Dilin Sınırlarında Bir Mantıkçı: Ludwig Wittgenstein’ın Felsefesi

Yirminci yüzyıl felsefesinin en etkili ve aynı zamanda en esrarengiz figürlerinden biri olan Ludwig Wittgenstein, düşünce dünyasında iki büyük ve belirgin dönemle anılır. Genellikle ilk döneminin eseri Tractatus Logico-Philosophicus ile ikinci döneminin eseri Felsefi Soruşturmalar arasında radikal bir kopuş olduğu düşünülür. Ancak bu iki anıtsal eser, yüzeydeki farklılıklarına rağmen, aslında tek ve tutarlı bir felsefi projenin, yani dilin ve düşüncenin mantıksal yapısını aydınlatma çabasının farklı aşamalarını temsil eder. Wittgenstein’ın felsefesi, özünde, başından sonuna kadar mantık üzerine kurulu bir araştırmadır. O, felsefenin temel görevinin yeni doktrinler üretmek değil, düşünceleri mantıksal olarak berraklaştırmak olduğuna inanıyordu.

İlk Dönem: Mantığın Kristal Yapısı

Wittgenstein’ın ilk dönem felsefesi, felsefi sorunların temelinde dilin mantığını yanlış anlamanın yattığı varsayımına dayanır. Ona göre felsefe, bir dizi “felsefi önerme” sunan bir öğreti değil, felsefi bir faaliyettir. Bu faaliyetin amacı, düşünceleri mantıksal olarak aydınlatmak ve önermelerin netleşmesini sağlamaktır. “Söylenmeye meyilli olduğumuz şey” felsefenin kendisi değil, onun ham maddesidir.
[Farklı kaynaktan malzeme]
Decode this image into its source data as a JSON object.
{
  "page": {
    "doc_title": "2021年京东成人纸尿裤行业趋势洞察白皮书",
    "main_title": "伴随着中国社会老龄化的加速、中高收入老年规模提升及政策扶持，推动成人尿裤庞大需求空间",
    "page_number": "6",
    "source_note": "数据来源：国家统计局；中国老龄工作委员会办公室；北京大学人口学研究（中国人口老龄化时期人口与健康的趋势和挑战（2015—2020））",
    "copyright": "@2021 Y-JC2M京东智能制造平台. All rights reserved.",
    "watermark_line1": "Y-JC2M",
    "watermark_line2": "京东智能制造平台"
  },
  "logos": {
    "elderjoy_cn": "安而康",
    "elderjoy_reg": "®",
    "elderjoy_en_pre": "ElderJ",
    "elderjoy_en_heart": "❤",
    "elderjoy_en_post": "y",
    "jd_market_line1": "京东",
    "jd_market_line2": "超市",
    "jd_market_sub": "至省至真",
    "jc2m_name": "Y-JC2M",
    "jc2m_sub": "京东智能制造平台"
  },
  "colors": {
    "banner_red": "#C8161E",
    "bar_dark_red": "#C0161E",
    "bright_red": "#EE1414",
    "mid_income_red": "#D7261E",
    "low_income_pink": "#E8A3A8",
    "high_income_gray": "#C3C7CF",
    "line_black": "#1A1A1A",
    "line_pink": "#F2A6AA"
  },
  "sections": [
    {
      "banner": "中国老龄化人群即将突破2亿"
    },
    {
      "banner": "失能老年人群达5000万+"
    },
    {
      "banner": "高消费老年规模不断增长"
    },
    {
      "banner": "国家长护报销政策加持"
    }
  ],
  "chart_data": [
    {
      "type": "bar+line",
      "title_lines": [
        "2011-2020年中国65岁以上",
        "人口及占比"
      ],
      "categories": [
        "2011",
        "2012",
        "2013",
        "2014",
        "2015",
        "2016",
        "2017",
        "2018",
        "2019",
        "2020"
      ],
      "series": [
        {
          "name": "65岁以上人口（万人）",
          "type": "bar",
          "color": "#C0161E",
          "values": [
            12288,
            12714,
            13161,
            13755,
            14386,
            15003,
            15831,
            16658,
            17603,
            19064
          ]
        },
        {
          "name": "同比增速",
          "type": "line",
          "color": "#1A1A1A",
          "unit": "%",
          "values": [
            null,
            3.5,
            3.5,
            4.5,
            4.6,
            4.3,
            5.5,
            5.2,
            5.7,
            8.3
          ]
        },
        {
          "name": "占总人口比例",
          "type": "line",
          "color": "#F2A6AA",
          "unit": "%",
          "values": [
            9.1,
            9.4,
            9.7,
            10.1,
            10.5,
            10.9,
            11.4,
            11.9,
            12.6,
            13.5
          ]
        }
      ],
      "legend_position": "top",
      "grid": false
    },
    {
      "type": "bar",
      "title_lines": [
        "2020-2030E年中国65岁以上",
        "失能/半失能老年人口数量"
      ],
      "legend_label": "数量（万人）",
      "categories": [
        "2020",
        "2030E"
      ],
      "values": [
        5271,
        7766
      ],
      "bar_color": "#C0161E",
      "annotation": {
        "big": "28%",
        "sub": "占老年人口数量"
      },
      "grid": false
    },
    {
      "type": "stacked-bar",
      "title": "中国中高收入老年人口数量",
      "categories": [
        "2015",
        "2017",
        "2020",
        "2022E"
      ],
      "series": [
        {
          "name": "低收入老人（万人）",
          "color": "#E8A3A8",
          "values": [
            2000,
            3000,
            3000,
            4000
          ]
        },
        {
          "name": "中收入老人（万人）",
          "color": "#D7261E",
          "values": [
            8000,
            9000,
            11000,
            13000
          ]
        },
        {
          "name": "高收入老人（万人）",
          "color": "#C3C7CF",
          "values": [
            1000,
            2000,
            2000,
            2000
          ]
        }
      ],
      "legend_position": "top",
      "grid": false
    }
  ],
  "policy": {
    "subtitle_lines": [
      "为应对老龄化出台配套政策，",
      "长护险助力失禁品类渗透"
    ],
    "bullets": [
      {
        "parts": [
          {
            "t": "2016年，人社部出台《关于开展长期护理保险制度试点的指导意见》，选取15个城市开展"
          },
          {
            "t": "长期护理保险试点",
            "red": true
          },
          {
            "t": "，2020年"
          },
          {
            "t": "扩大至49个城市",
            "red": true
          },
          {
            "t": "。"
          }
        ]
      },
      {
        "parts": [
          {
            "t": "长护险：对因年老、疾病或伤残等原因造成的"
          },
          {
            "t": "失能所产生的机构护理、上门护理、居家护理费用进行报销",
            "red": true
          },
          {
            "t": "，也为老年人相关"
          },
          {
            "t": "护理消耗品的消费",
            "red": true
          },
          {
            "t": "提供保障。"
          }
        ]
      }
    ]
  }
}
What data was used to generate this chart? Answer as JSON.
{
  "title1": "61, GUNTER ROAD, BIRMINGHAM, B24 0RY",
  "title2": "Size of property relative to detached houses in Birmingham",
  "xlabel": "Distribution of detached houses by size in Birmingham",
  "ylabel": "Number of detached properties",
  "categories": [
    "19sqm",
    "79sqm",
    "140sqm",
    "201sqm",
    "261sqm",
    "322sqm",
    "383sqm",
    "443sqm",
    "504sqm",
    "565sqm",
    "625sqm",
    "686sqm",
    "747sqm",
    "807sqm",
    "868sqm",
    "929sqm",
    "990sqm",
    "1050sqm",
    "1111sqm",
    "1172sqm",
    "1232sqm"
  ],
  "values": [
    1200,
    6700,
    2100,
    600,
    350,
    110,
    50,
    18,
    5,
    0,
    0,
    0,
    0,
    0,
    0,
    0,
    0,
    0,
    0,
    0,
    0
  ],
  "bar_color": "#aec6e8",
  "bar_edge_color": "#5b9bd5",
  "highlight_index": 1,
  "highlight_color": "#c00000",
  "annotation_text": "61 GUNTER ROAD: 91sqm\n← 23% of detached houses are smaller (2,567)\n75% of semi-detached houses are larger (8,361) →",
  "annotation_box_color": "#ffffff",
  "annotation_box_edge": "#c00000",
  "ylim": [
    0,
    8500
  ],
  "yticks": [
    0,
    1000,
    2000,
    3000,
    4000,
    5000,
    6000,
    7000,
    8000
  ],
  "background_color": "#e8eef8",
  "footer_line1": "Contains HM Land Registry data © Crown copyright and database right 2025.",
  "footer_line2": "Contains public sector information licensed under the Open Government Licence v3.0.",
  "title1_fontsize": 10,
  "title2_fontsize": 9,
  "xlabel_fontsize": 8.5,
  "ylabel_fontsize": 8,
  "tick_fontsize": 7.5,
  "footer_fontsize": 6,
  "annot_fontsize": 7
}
Bu dönemde Wittgenstein, günlük dilin insan organizması kadar karmaşık olduğunu ve bu dilin yüzey yapısına bakarak altındaki mantıksal yapıyı hemen kavramanın mümkün olmadığını savunur. Felsefenin görevi, bu görünüşteki karmaşanın ardındaki derin, mantıksal yapıyı ortaya çıkarmaktır. Ona göre, felsefi kafa karışıklıkları, dilin yüzeydeki “gramerinin” bizi yanıltmasıyla ortaya çıkar. Bu nedenle, mantıksal analizin amacı, bu yanılsamaları ortadan kaldıracak ve düşüncenin gerçek yapısını gösterecek araçlar geliştirmektir.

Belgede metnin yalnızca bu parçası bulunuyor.